Regular readers probably know that every summer I try to follow up on at least a few of the free concerts that are presented in Yerba Buena Gardens as part of the Yerba Buena Gardens Festival (YBGF). This year YBGF is launching a mini-series within the festival called Let’s Go Salsa@Jessie. This series will present one concert every month between this month and September, each of which will present a different combo with its own take on salsa style. As the name suggests, these performances will not take place on the “main stage” in Yerba Buena Gardens. Instead, they will be across the street in Jessie Square at 736 Mission Street. All performances will take place on a Thursday evening beginning at 6 p.m. and running for about 90 minutes. A brief summary of the dates and performers is as follows:
May 17: The series will begin with the Cabanijazz Project, named for its founder, conga player Javier Cabanillas. Born in Mexico, Cabanillas is now lives in the Bay Area and recently received a GRAMMY Award for his work with the Oakland-based Pacific Mambo Orchestra. For the Cabanijazz Project he has assembled a nine-piece band, which has recorded ten of his original compositions for an album soon to be released. For this performance the group will be joined by two of the Pacific Mambo vocalists, Omar Ledezma Jr. and Christelle Durandy.

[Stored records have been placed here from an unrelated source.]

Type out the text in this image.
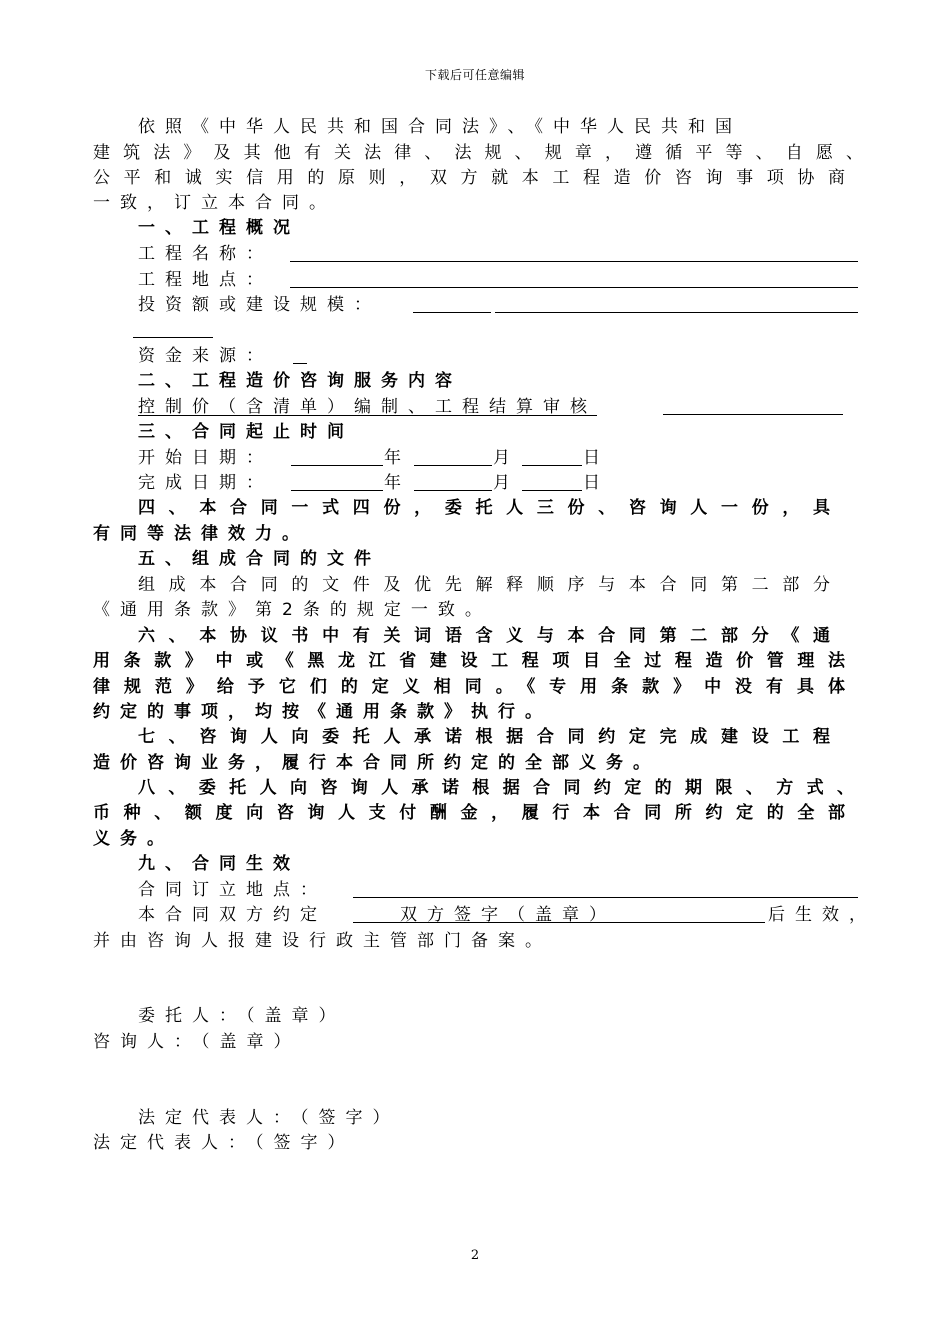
下载后可任意编辑
依照《中华人民共和国合同法》、《中华人民共和国
建筑法》及其他有关法律、法规、规章，遵循平等、自愿、
公平和诚实信用的原则，双方就本工程造价咨询事项协商
一致，订立本合同。
一、工程概况
工程名称：
工程地点：
投资额或建设规模：
资金来源：
二、工程造价咨询服务内容
控制价（含清单）编制、工程结算审核
三、合同起止时间
开始日期：	年	月	日
完成日期：	年	月	日
四、本合同一式四份，委托人三份、咨询人一份，具
有同等法律效力。
五、组成合同的文件
组成本合同的文件及优先解释顺序与本合同第二部分
《通用条款》第2条的规定一致。
六、本协议书中有关词语含义与本合同第二部分《通
用条款》中或《黑龙江省建设工程项目全过程造价管理法
律规范》给予它们的定义相同。《专用条款》中没有具体
约定的事项，均按《通用条款》执行。
七、咨询人向委托人承诺根据合同约定完成建设工程
造价咨询业务，履行本合同所约定的全部义务。
八、委托人向咨询人承诺根据合同约定的期限、方式、
币种、额度向咨询人支付酬金，履行本合同所约定的全部
义务。
九、合同生效
合同订立地点：
本合同双方约定	双方签字（盖章）	后生效，
并由咨询人报建设行政主管部门备案。
委托人：（盖章）
咨询人：（盖章）
法定代表人：（签字）
法定代表人：（签字）
2
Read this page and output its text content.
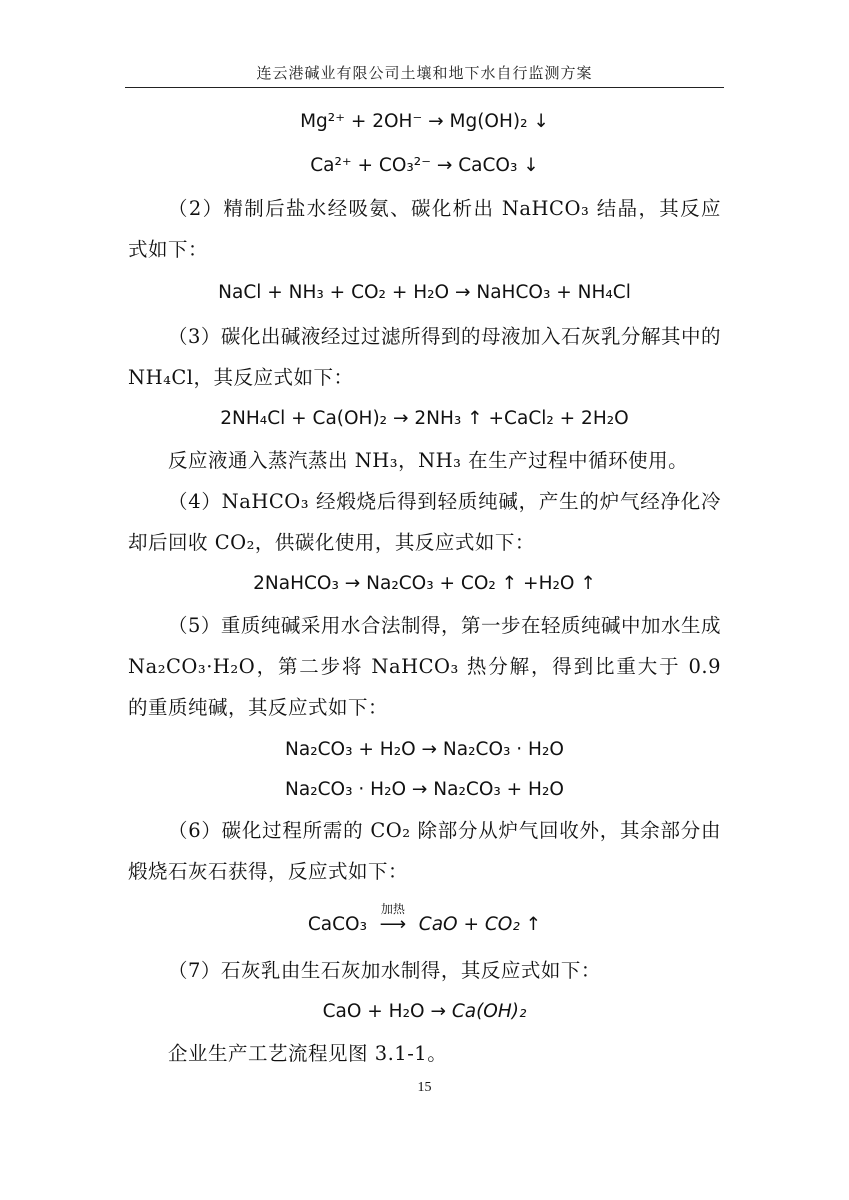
连云港碱业有限公司土壤和地下水自行监测方案
Mg²⁺ + 2OH⁻ → Mg(OH)₂ ↓
Ca²⁺ + CO₃²⁻ → CaCO₃ ↓
（2）精制后盐水经吸氨、碳化析出 NaHCO₃ 结晶，其反应式如下：
NaCl + NH₃ + CO₂ + H₂O → NaHCO₃ + NH₄Cl
（3）碳化出碱液经过过滤所得到的母液加入石灰乳分解其中的 NH₄Cl，其反应式如下：
2NH₄Cl + Ca(OH)₂ → 2NH₃ ↑ +CaCl₂ + 2H₂O
反应液通入蒸汽蒸出 NH₃，NH₃ 在生产过程中循环使用。
（4）NaHCO₃ 经煅烧后得到轻质纯碱，产生的炉气经净化冷却后回收 CO₂，供碳化使用，其反应式如下：
2NaHCO₃ → Na₂CO₃ + CO₂ ↑ +H₂O ↑
（5）重质纯碱采用水合法制得，第一步在轻质纯碱中加水生成 Na₂CO₃·H₂O，第二步将 NaHCO₃ 热分解，得到比重大于 0.9 的重质纯碱，其反应式如下：
Na₂CO₃ + H₂O → Na₂CO₃ · H₂O
Na₂CO₃ · H₂O → Na₂CO₃ + H₂O
（6）碳化过程所需的 CO₂ 除部分从炉气回收外，其余部分由煅烧石灰石获得，反应式如下：
CaCO₃
加热
⟶ CaO + CO₂ ↑
（7）石灰乳由生石灰加水制得，其反应式如下：
CaO + H₂O → Ca(OH)₂
企业生产工艺流程见图 3.1-1。
15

June 21: Bululú is another nine-piece combo, this one led by percussionist and vocalist Lali Mejia. Mejia is from Venezuela, and he named his band after a common noun used there to describe a gathering that generates excitement. Mejia’s music director is Mexican-born string expert Jose Roberto Hernandez. Ledezma is also a member of this group, contributing to the percussion work as well as providing vocals. The other performers are Ruthie Dineen (piano), Miguel Govea (trumpet), Fernanda Bustamante (violin and vocals), Lichi Fuentes (percussion and vocals), Norma Kansau (vocals), and Ayla Davila (bass).
July 19: Pellejo Seco is a Cuban band based in the Bay Area, founded in the East Bay by Ivan Camblor. Growing up in Havana in the Eighties, Camblor was influenced by the earlier generation of performers that were active prior to the revolution. Thus, it would be fair to call his approach “Cuban roots.” The band released its first album, entitled Engánchate (grab on), in 2006.
August 16: Nicaraguan-American percussionist Annette A. Aguilar leads a Brazilian-Latin combo called StringBeans. The group has recorded three albums. It has also made three international tours under the auspices of the United States State Department serving as Latin Jazz Ambassadors.
September 20: The series will wrap up with vocalist Manny Martinez. Martinez comes from New York and spent his teens in Puerto Rico. However, he is now based in the Bay Area, where he plays a central role in the alternative music scene. Thus, there series is likely to conclude by venturing away from traditional approaches out to what this site usually called the “bleeding edge.”